Der therapieresistente Danowski soll sein „Glückstagebuch“ vor dem Schlafengehen regelmäßig aktualisieren – optimal wären Einträge zu  drei Dingen, die ihn am Tag glücklich gemacht hatten. Damit soll er sich aus „negativen Gedankenspiralen“ befreien, wie die Therapeutin erklärt. Aber dieses zwangsverordnete Tagebuchführen macht ihn ebenso wahnsinnig wie das Grübeln darüber, ob er nun tatsächlich hypersensibel ist oder doch nur „leicht depressiv“, wie seine Therapeutin angedeutet hatte: „Wieso konnte er nicht einfach mal nur ganz regulär bekloppt oder okay sein, ohne weitere Einschränkungen?“

Die Zumutungen, die auf Danowski einstürmen, scheinen jedenfalls kein Ende zu nehmen und immer stressiger zu werden. Nun erwartet ihn auch noch das wichtigtuerische Arschloch aus München, der Star-Profiler Martin Gaitner, bekannt als Autor und oberschlauer Selbstdarsteller, der gerne Kollegen wie Danowski als überforderte Veteranen vorführt und seine abstrusen Mobbing-Thesen verbreitet. Danowski findet den extra aus Bayern angereisten Schwadroneur einfach nur widerlich, er versucht aber, diesen mediengeilen Schaumschläger stoisch zu ertragen.

 „Am Anfang war das Mobbing“, lautet Gaitners Credo, daher kapriziert er sich auch bei der Analyse dieser merkwürdigen Mumienfunde in Hamburger Schulen auf seine übliche Mobbing-Variante, über die er auch gerade sein neues Buch verfasst, ohne  dafür irgendwelche Hintergründe dieses Falles zu kennen. Danowski will er natürlich auch von seiner Mobbing-These überzeugen, doch der klinkt sich aus Gaitners plumpem hermeneutischen Scheuklappen-Raster einfach aus und geht seine eigenen unorthodoxen Ermittlungswege.

Die heiße Spur zu diesen Leichenfunden findet der inzwischen trockene, zur Fahrradpolizei abgeschobene Danowski-Freund Finzi. Auf einer zufällig gefundenen Liste entdeckt er rätselhafte Einträge, darunter auch den Namen seiner Kollegin Meta Jurkschat – was ihn natürlich anspornt, diesen vertuschten Mordfällen auf den Grund zu gehen. Aber was hat Meta damit zu tun? Und wieso landeten die mumifizierten Leichen ausgerechnet in Schulkellern?  

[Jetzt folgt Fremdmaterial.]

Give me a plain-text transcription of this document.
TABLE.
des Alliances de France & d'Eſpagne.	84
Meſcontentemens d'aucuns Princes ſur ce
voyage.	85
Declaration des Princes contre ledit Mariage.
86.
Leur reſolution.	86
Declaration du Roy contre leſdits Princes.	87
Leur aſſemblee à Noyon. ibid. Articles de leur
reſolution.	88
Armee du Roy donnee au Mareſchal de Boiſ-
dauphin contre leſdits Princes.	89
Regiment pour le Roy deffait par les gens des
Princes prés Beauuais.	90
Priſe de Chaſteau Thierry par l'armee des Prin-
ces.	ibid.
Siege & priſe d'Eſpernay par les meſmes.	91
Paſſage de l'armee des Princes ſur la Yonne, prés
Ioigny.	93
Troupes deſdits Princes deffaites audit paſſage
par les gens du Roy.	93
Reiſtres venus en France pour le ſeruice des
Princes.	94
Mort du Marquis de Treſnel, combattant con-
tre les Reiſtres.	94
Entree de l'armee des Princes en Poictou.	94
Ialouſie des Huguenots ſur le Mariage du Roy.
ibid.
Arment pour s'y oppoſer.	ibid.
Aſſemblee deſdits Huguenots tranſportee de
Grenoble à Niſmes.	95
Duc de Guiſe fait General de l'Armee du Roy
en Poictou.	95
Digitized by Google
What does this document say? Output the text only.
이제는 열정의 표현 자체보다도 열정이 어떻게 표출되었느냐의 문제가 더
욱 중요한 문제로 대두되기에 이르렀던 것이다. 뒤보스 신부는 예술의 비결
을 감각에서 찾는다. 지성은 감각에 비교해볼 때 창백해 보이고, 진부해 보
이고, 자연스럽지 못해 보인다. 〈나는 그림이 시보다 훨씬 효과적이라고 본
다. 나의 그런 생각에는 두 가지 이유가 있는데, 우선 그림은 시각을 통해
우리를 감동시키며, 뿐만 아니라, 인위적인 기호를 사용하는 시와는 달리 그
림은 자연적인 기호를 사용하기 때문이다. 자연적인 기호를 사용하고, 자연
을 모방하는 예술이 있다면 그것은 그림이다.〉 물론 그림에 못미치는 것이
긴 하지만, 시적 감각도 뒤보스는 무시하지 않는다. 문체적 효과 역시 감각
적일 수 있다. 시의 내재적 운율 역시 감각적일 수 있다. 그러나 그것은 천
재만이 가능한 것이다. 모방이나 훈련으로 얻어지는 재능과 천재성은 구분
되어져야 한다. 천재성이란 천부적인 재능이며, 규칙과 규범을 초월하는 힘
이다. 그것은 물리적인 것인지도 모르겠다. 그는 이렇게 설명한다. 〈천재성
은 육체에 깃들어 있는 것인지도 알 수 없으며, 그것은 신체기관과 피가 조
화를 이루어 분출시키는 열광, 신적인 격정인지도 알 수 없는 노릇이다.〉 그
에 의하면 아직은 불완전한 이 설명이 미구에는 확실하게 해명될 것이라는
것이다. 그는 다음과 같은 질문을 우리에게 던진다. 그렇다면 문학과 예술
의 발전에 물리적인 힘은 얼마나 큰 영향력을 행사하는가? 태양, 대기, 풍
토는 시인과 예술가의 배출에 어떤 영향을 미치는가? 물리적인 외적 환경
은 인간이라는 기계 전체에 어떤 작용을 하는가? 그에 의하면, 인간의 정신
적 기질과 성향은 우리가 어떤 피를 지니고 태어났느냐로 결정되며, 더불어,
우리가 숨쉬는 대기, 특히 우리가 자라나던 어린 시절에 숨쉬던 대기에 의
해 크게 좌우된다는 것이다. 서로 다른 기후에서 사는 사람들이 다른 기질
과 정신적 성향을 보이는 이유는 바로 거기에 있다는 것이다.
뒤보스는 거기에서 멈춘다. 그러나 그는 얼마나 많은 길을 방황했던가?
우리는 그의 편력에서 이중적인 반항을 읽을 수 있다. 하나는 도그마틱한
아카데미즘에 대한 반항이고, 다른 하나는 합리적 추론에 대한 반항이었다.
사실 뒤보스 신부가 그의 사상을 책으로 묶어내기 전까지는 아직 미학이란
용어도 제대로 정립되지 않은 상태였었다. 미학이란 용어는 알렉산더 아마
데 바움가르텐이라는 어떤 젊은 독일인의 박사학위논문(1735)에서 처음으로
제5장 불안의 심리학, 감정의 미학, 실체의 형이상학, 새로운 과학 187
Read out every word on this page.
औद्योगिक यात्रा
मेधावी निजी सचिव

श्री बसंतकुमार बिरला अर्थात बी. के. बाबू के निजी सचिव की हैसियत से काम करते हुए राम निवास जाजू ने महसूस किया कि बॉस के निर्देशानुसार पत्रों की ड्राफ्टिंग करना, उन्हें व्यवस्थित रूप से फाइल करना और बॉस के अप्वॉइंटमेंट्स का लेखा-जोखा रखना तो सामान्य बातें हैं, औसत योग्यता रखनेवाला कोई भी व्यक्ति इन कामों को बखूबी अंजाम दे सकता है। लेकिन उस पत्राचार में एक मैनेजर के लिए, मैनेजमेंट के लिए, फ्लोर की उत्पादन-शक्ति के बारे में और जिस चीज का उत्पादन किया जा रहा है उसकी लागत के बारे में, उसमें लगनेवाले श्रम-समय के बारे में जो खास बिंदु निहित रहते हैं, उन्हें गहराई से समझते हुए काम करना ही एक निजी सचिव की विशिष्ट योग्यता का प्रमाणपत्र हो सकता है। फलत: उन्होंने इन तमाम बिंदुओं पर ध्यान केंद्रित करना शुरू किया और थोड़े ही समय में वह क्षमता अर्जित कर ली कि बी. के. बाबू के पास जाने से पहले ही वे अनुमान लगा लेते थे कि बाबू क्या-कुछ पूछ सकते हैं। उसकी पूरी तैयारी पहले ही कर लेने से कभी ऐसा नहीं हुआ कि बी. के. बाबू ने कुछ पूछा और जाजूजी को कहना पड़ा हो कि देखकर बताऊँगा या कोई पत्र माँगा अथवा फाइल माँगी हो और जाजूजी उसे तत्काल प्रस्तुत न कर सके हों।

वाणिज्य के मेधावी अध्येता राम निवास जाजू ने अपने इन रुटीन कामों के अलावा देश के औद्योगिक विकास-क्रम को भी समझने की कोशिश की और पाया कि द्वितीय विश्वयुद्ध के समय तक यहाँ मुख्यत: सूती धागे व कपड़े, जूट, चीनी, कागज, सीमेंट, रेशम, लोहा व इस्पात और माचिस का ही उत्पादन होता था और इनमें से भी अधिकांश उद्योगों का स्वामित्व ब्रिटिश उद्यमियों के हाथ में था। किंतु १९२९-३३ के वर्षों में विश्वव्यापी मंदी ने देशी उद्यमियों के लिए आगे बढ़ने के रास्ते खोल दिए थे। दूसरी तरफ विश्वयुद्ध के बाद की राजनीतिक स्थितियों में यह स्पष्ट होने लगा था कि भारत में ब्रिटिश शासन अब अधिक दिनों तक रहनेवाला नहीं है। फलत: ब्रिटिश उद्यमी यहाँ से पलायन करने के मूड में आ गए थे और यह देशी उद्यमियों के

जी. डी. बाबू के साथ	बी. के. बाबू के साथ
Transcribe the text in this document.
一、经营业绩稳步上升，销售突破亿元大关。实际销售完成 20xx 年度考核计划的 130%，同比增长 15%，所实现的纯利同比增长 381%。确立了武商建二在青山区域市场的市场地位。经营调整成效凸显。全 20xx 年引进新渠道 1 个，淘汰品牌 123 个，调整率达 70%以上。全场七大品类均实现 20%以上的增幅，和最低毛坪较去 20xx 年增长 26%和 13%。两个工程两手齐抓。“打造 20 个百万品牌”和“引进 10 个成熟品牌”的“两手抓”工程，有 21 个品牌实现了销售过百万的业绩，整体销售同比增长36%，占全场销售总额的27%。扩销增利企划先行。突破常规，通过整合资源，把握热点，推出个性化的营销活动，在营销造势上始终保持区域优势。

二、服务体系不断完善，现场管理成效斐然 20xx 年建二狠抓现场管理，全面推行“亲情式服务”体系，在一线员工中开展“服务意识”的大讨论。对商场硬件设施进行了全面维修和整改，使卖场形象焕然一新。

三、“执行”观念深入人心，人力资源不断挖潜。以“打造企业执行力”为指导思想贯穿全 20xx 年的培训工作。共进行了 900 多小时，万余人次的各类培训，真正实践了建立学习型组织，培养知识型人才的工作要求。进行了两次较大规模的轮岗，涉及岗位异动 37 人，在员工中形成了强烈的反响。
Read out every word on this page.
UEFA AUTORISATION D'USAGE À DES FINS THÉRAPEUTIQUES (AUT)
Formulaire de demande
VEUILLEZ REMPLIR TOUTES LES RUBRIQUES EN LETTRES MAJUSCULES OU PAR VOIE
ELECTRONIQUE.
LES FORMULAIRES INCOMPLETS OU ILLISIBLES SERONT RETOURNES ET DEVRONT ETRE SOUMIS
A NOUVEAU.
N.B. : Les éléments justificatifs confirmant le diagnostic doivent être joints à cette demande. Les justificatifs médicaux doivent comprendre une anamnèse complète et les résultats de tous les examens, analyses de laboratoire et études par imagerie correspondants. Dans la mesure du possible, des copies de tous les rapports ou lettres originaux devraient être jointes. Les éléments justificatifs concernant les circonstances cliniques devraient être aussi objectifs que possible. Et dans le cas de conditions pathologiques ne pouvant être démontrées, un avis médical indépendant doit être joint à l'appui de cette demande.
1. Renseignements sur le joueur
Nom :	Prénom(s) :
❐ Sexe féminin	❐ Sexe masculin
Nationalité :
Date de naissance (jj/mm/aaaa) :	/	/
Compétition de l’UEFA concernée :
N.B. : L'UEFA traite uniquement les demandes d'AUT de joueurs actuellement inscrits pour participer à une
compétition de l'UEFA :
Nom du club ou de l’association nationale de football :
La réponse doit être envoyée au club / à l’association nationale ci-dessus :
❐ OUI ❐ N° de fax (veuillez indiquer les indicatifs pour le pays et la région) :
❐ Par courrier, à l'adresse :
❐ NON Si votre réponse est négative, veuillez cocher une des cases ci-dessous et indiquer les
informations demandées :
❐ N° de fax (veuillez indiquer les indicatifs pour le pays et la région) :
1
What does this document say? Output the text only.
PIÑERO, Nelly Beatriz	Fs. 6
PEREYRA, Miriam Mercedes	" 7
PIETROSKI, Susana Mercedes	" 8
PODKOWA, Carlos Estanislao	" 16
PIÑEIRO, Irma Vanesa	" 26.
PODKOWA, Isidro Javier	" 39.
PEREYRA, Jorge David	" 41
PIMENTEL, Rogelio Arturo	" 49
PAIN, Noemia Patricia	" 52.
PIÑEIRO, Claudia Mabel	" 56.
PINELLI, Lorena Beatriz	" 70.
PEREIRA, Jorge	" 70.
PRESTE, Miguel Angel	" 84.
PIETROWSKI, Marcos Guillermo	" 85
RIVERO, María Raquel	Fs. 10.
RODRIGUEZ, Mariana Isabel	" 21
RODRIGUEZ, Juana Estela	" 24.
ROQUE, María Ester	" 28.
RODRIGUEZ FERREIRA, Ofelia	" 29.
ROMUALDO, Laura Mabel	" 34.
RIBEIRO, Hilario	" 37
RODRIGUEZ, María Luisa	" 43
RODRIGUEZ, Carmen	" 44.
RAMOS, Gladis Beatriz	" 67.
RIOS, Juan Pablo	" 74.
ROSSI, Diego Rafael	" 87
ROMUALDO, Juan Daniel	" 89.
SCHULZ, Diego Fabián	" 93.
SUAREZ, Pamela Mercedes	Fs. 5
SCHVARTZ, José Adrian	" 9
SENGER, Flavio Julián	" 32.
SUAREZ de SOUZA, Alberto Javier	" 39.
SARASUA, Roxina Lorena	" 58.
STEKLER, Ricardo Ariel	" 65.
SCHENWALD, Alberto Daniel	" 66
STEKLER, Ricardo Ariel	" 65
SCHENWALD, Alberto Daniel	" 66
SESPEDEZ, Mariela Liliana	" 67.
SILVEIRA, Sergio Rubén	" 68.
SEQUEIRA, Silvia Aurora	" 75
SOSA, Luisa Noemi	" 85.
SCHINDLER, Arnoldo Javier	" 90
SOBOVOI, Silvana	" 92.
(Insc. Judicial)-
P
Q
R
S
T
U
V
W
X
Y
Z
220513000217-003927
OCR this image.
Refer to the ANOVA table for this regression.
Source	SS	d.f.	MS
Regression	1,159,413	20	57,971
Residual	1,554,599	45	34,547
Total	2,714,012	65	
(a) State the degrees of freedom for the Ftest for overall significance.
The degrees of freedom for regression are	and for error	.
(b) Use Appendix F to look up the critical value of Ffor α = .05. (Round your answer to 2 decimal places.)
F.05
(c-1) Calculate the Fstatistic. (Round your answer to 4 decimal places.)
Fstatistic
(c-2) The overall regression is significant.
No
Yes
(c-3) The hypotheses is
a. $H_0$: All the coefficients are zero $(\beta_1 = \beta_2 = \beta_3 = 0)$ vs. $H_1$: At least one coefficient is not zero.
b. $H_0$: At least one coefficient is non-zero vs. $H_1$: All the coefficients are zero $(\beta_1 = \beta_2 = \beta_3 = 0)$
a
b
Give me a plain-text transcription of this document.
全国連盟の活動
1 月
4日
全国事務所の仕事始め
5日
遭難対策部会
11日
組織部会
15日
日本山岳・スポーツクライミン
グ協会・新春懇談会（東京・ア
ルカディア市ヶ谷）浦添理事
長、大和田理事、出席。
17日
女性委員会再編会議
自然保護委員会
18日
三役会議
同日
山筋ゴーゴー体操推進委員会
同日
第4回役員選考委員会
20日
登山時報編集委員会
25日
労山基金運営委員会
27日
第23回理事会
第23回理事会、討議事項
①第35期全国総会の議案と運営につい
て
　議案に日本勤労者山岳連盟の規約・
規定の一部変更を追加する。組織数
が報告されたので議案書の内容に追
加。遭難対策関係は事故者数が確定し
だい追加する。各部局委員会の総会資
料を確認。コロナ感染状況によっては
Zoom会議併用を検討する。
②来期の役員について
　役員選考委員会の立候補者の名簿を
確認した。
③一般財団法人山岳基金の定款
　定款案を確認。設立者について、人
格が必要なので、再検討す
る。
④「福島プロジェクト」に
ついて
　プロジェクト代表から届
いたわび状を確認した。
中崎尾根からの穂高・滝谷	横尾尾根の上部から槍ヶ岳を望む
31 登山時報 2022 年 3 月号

Das eigenwillige tolle Trio Danowski, Finzi und Meta möchte am liebsten frei nach Gusto ermitteln und sich nur marginal um Vorschriften, Durchsuchungsbefehle oder anderen Bürokratenkram kümmern. Es gerät zwar in gefährliche Situationen, läuft dabei aber zu großer Form auf. Nicht nur der vermeintliche Underdog Finzi entwickelt  plötzlich analytischen Scharfsinn, auch Danowski hat schließlich eine Art Erweckungserlebnis, als er ahnt, dass die küchenpsychologische Mobbing-These des bayrischen Profilers vielleicht doch nicht so abwegig sein könnte. Der spannende Plot, herrlich-flapsige Dialoge und neorealistische Skizzen aus brüchigen Beziehungskisten – das alles ergibt hier ein gelungenes Lesevergnügen. Auch wenn die Eingangsszene des von zwei Schülern auf dem Schulhof verfolgten/gemobbten Niklas im plumpen „Digga“-Teenie-Jargon zu breit ausgewalzt und plump („Ich fick den gleich in inn´n Arsch, wenn er sein Telefon nicht rausgibt“) präsentiert wird.    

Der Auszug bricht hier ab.